The prosecution and national media reasoned that Sally Clark was guilty, but they committed a statistical faux pas so common in courts that it is known as the prosecutor's fallacy; even if the probability given by Meadows had been correct, the inference drawn from it was quite wrong.

Although multiple cases of sudden infant death syndrome may be rare, so too are multiple maternal infanticides. Both explanations need to be compared with one other to determine likelihood. On their own, figures such as one in 73 million tell us nothing about which hypothesis is more likely.

The Royal Statistical Society strongly criticised the prosecution’s abuse of statistics, but its protestations fell on deaf ears.

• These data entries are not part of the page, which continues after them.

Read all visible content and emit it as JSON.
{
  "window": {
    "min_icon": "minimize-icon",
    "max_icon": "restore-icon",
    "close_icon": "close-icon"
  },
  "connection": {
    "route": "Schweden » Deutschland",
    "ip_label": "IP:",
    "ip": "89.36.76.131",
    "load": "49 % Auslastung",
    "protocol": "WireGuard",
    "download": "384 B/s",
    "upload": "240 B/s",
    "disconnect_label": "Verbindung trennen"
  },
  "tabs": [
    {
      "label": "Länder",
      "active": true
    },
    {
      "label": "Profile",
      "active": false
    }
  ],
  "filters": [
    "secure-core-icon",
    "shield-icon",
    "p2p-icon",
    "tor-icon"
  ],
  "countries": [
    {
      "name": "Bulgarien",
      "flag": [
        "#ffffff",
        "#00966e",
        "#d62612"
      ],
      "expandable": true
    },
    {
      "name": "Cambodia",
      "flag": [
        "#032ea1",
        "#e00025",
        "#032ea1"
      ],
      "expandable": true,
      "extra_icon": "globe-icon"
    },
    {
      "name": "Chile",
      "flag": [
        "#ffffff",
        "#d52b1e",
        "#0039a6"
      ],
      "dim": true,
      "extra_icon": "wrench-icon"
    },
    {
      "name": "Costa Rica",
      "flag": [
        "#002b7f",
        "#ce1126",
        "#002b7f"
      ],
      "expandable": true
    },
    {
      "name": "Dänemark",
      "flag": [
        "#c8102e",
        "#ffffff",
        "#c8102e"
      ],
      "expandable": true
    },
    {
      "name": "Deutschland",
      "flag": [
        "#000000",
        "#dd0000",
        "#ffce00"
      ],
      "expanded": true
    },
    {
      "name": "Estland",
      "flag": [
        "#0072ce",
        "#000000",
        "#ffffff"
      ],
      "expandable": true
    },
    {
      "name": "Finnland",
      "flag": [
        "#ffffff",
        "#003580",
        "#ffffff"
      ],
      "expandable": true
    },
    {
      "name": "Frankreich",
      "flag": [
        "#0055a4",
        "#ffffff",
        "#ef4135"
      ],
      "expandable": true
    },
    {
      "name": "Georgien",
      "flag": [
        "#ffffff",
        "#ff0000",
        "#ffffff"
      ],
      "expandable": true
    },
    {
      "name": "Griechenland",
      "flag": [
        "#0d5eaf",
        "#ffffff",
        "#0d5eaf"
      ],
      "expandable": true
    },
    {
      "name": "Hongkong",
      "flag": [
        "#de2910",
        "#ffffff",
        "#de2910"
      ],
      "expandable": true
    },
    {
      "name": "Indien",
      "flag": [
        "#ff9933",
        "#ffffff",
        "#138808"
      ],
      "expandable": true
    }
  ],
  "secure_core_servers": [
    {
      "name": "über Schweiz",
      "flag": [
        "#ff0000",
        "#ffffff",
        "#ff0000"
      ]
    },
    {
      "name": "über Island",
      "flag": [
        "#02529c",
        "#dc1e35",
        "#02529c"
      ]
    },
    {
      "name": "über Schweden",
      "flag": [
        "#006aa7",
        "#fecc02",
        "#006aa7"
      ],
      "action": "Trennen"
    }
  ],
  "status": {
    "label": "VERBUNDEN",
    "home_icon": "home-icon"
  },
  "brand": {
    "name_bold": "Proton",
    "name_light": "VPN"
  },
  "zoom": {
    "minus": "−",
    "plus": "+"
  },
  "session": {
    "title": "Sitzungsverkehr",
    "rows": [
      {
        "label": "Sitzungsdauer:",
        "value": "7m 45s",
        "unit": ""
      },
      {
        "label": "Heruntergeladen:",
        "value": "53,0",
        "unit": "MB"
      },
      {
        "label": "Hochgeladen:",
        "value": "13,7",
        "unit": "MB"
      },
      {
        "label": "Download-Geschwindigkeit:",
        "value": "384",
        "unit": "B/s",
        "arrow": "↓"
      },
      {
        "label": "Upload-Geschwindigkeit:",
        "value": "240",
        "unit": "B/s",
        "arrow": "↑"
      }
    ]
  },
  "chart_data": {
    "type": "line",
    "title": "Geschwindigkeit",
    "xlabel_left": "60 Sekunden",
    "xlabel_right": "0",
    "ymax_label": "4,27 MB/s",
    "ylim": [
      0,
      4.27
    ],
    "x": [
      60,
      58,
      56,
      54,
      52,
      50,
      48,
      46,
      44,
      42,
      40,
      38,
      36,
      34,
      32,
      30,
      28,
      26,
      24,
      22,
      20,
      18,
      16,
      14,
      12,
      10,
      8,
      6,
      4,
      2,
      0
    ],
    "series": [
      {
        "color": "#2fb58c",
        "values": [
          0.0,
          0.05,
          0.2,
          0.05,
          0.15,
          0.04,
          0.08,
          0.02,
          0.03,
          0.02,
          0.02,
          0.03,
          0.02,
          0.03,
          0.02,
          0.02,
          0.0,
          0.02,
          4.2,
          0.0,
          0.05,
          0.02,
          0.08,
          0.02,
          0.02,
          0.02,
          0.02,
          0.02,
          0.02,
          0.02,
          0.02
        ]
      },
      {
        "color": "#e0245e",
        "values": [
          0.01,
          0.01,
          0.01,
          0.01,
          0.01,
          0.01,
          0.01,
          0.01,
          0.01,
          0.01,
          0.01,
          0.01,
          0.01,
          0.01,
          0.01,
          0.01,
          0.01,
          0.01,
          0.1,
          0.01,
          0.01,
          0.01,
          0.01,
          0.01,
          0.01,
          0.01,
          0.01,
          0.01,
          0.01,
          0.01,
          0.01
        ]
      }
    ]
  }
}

Stephen Clark dedicated himself to the case full time, and his wife’s conviction was finally overturned in 2003. By this stage she had spent more than three years in jail and suffered protracted grief and a number of serious psychological disorders. She died in 2007 of acute alcohol intoxication.

Her appalling story is a reminder that numbers matter, and it is vital to understand that statistics divorced of context and qualification are fertile grounds for confusion.

If a newspaper headline screams that eating a certain type of food doubles your risk of a particular cancer, it might seem reasonable to stop eating it. But if the initial odds of getting this cancer are only one in 10 million, then the subsequent odds become one in five million – a very minor increase.

Both figures are correct, but the former is relative risk and the latter absolute risk.

#### Guessing lottery numbers

Our psychology, too, can mislead us. Truly random events have no “memory” of previous events, and our tenacity to extrapolate from our observations can mislead us. For example, in a national lottery, the sequence 1-2-3-4-5-6 is as likely to tumble from the machine as any other combination, yet picking this combination intuitively feels less likely than a wider spread of numbers.

#### House price rises and falls

In economics and politics, statistical mistakes are rife, often perpetuated by an uncritical media. If a house valued at €200,000 falls in value by 50 per cent in one year and rises by 50 per cent the next, it may be reported that the house has recovered its former market value. Yet this is false: at the end of the first year, the house is worth only €100,000. Increasing by 50 per cent the next year, it rises to €150,000: 75 per cent of its initial value.

Numbers devoid of context can convey misleading impressions, and it can take some finesse and clever questions to see the true message. If we are to benefit from statistical analysis we owe it to ourselves to improve our understanding, lest we fall victim to misconception.